Neyse, batı cephesinde gerçek olan şu, ateşkese, anlaşmanın yürürlüğe girmesine bir dakika kala bile savaşın tüm dehşeti sürmüştür. Özellikle teknik manada güçlü olanlar karşı tarafa zarar vermek için her saniyeyi kullanmışlardır.
Bu işin bir yanı…
İşin diğer yanı da “Hemme'nin Öldüğü Günlerden Biri” …
2024 çıkışlı bu trajikomik filmde tarım işçisi Eyüp'ün, domates kurutma işinde parasını ödemeyen patronu Hemme'yi öldürmek için öfkeden gözü dönmüş olarak Hemme’yi öldürmeye karar vermesi ve Siverek içinde yaptığı bir günlük yolculuk anlatılmaktadır. Eyüp’ün bir günlük rutini, yaşamın diyalektiğini gözler öne serer.
Filmin ilk sahnesi ile son sahnesi bu açıdan muazzamdır.
Filmin sonunda, sabah Hemme’yi öldürmek üzere yola çıkan Eyüp’ün, akşam bir düğünde Hemme ile kol kola halay çektiğini görüyoruz.
Bu finali gördüğümde aklıma doğrudan 1 Ekim’de başlayan ve henüz tam adı olmayan süreç geldi. Dün düşman olarak kodlanan, bugün yan yana. Eyüp ve Hemme’nin durumu da biraz sürece benziyordu. Yani hayatın olağan ve gerçekçi akışı gibi…
İki film, iki durum… Bugünün de ruh hali gibi.
Şöyle ki;
Herkes tarihi bir çağrı bekliyor. Bu çağrının adeta Compiègne anlaşması ruhu taşıyacağına inanılıyor. Evet, bugün adı konmayan bir Compiègne anlaşması havası var ama kâğıt üstünde değil.

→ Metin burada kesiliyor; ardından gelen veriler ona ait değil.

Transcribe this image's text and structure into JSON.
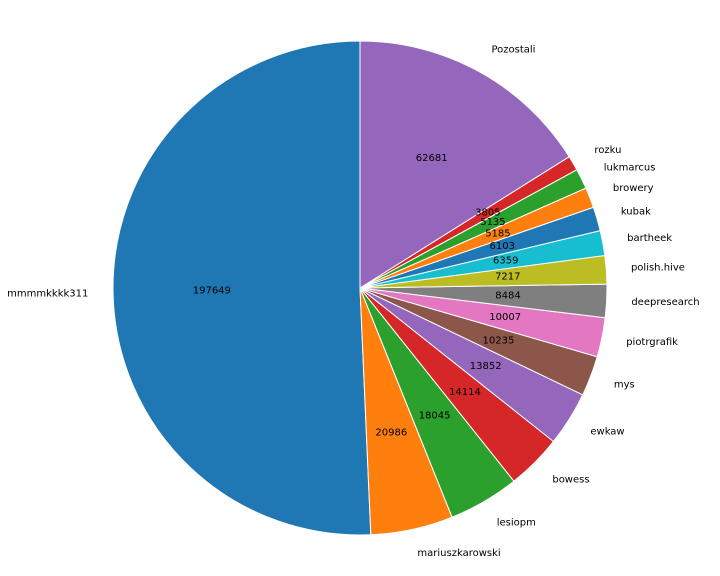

Taraflardan biri durmadan operasyon yapıyor, kayyım atıyor. Çağrının olacağı, bir yola girileceğinin son dakikasına kadar karşı tarafa darbe üstüne darbe vurmaya çalışıyor.

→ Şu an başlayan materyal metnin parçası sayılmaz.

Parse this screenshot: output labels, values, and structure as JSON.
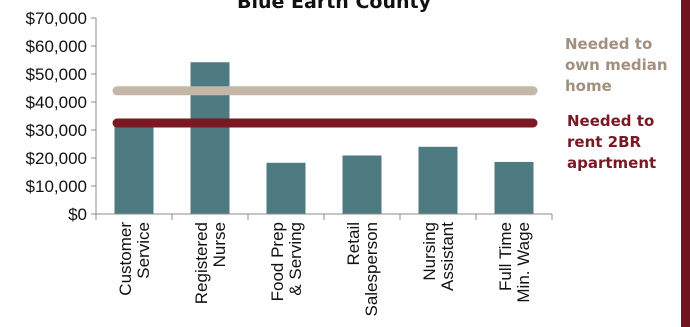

Ne koparsam, ne kazansam, neyi kırsam kar diye düşünüyor.
Bir yanda barış çabası
Siyasetçi, sanatçı, gazeteci, iş insanı vs. Dalga herkesi önüne alıp gidiyor.
Yetmiyor kayyım denen rejim ile keyfiliğin tüm sınırları işletiliyor.
Herkes ‘musakkaya alaka’ ruh hali ile söyleniyor.
Görünen, evet bir tarafta “batı cephesinde yeni bir şey yok” ama diğer yandan da Hemme ile Eyüp’ün aynı halayda el ele olması ve çalmaya devam eden müzik var. Bahçeli de Kürt hareketi de pause düğmesine basmadı. Basmama yönünde de irade var.
Bu ikili durum, beklenen çatışmasız ortam ile çatışma ortamının keskinliği ve ruh halleri arasında ince bir dalda yol alıyor.
Bir yandan barış çabası ve beklenen tarihi çağrı diğer yandan devam eden ve çağrı öncesi her şeyi uçlarda zorlayan operasyonel akıl.
Dilerim sonuç soğuk bürokrasinin geçeceği soğuk cümleler değil de Hemme’nin finali gibi olur. Bu biraz toplumun talebine ve mücadelesine bağlı olacak.